«Vor vier Jahren hat der Schnee die gesamte Obstanlage bis auf vier Reihen umgedrückt. Und nun stehe ich hier und bekomme den 1. Preis vom Verband Aargauer Obstproduzenten», sagt Franz Peterhans vom Saumhof 3 in Künten. Die Kraft für den Wiederaufbau habe man damals nur dank der breiten Unterstützung aus der Bevölkerung schöpfen können. «Es war einfach gewaltig.»

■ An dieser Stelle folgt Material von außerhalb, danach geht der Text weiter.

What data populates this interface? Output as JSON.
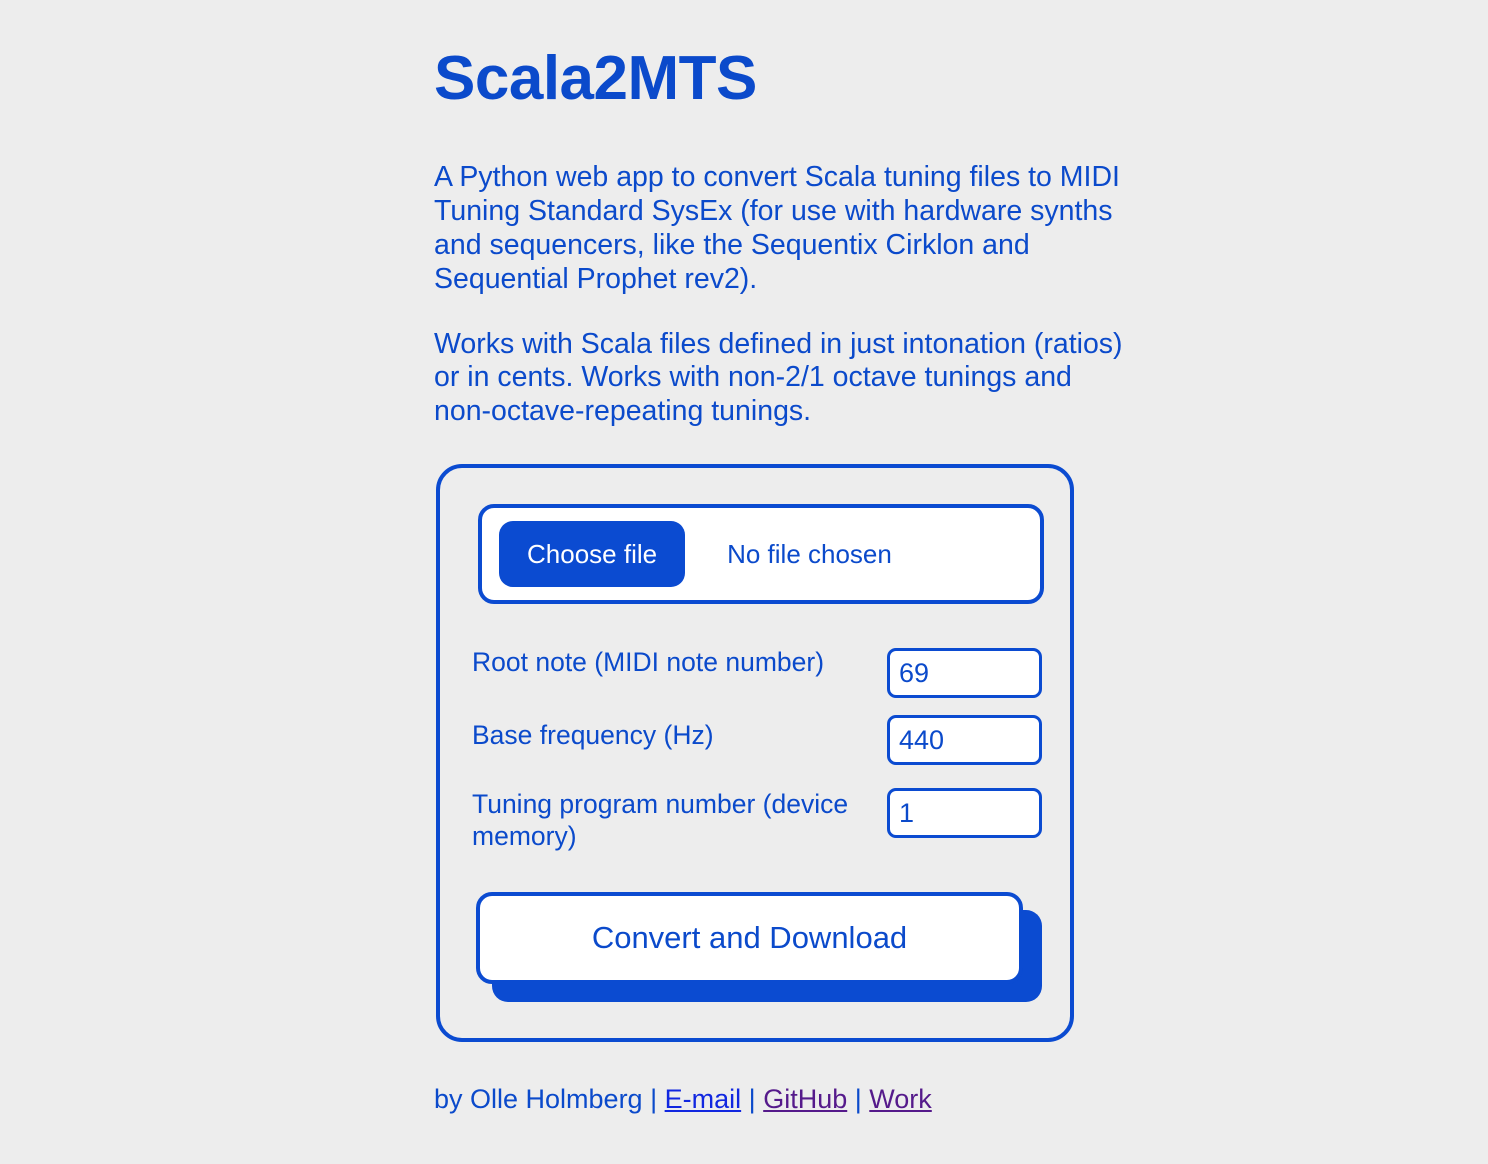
{
  "theme": {
    "page_background": "#ededed",
    "brand_blue": "#0b4bd1",
    "text_blue": "#0b4acb",
    "link_unvisited": "#1127e0",
    "link_visited": "#551a8b",
    "white": "#ffffff"
  },
  "header": {
    "title": "Scala2MTS"
  },
  "intro": {
    "paragraph_1": "A Python web app to convert Scala tuning files to MIDI Tuning Standard SysEx (for use with hardware synths and sequencers, like the Sequentix Cirklon and Sequential Prophet rev2).",
    "paragraph_2": "Works with Scala files defined in just intonation (ratios) or in cents. Works with non-2/1 octave tunings and non-octave-repeating tunings."
  },
  "form": {
    "file_input": {
      "button_label": "Choose file",
      "status_text": "No file chosen"
    },
    "fields": [
      {
        "label": "Root note (MIDI note number)",
        "value": "69",
        "name": "root-note"
      },
      {
        "label": "Base frequency (Hz)",
        "value": "440",
        "name": "base-frequency"
      },
      {
        "label": "Tuning program number (device memory)",
        "value": "1",
        "name": "tuning-program-number"
      }
    ],
    "submit_label": "Convert and Download"
  },
  "footer": {
    "byline": "by Olle Holmberg",
    "sep": "|",
    "links": [
      {
        "label": "E-mail",
        "state": "unvisited"
      },
      {
        "label": "GitHub",
        "state": "visited"
      },
      {
        "label": "Work",
        "state": "visited"
      }
    ]
  }
}
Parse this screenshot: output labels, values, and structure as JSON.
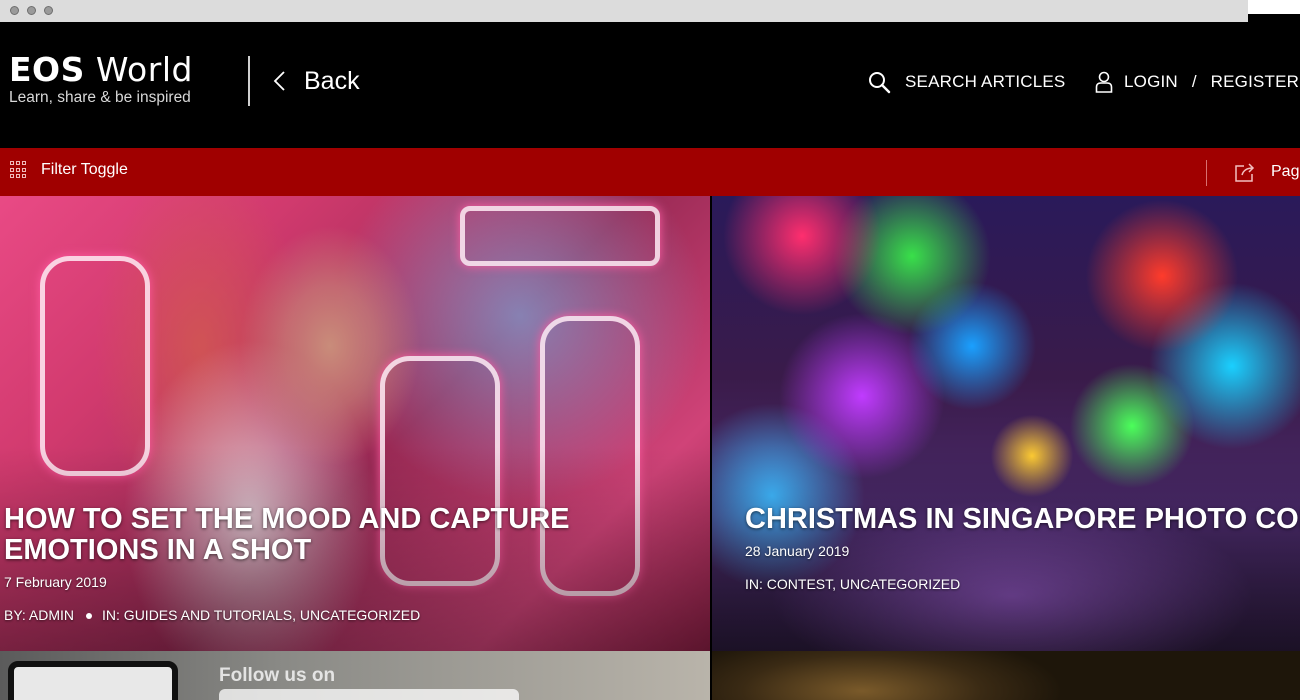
{
  "header": {
    "logo_title_bold": "EOS",
    "logo_title_rest": " World",
    "logo_tagline": "Learn, share & be inspired",
    "back_label": "Back",
    "search_label": "SEARCH ARTICLES",
    "login_label": "LOGIN",
    "separator": "/",
    "register_label": "REGISTER"
  },
  "filterbar": {
    "filter_label": "Filter Toggle",
    "page_share_label": "Pag"
  },
  "articles": [
    {
      "title": "HOW TO SET THE MOOD AND CAPTURE EMOTIONS IN A SHOT",
      "date": "7 February 2019",
      "author": "BY: ADMIN",
      "categories": "IN: GUIDES AND TUTORIALS, UNCATEGORIZED"
    },
    {
      "title": "CHRISTMAS IN SINGAPORE PHOTO CONTEST WINNER",
      "date": "28 January 2019",
      "categories": "IN: CONTEST, UNCATEGORIZED"
    },
    {
      "partial_text": "Follow us on"
    }
  ],
  "colors": {
    "header_bg": "#000000",
    "filterbar_bg": "#a00000",
    "text": "#ffffff"
  },
  "icons": [
    "search-icon",
    "user-icon",
    "grid-icon",
    "share-icon",
    "chevron-left-icon"
  ]
}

Von 12000 neu zu pflanzenden Bäumen wurden 8000 gesponsert. Deshalb bedankte sich Peterhans am Dienstagabend an der Prämierung auf seinem Hof bei den vielen Helfern – ohne die er heute nicht hier stehen würde. Die Preisübergabe wurde selbstverständlich dort vollzogen, wo sie hingehört – in die Obstplantage. Den Weg dorthin mussten die geladenen Gäste nicht zu Fuss zurücklegen; sie wurden mit dem Mini-Traktor samt Anhänger kutschiert.

Zu Höchstleistungen motivieren

Am Wettbewerb der Aargauer Tafelkernobstproduzenten haben 14 Teilnehmer mitgemacht, die allesamt am 31. August und 1. September von zwei Experten besucht wurden. Unter anderen schlugen als Prüfungskriterien Merkmale wie Kronenaufbau, Fruchtbehang und Deckfarbe sowie Krankheiten zu Buche. Das Maximum an Punkten holte nur einer – Franz Peterhans. Alle anderen schnitten ebenfalls sehr gut ab und sicherten sich Gold- und Silbermedaillen. Ziel des Wettbewerbs ist, die Produzenten zu Höchstleistungen anzuspornen.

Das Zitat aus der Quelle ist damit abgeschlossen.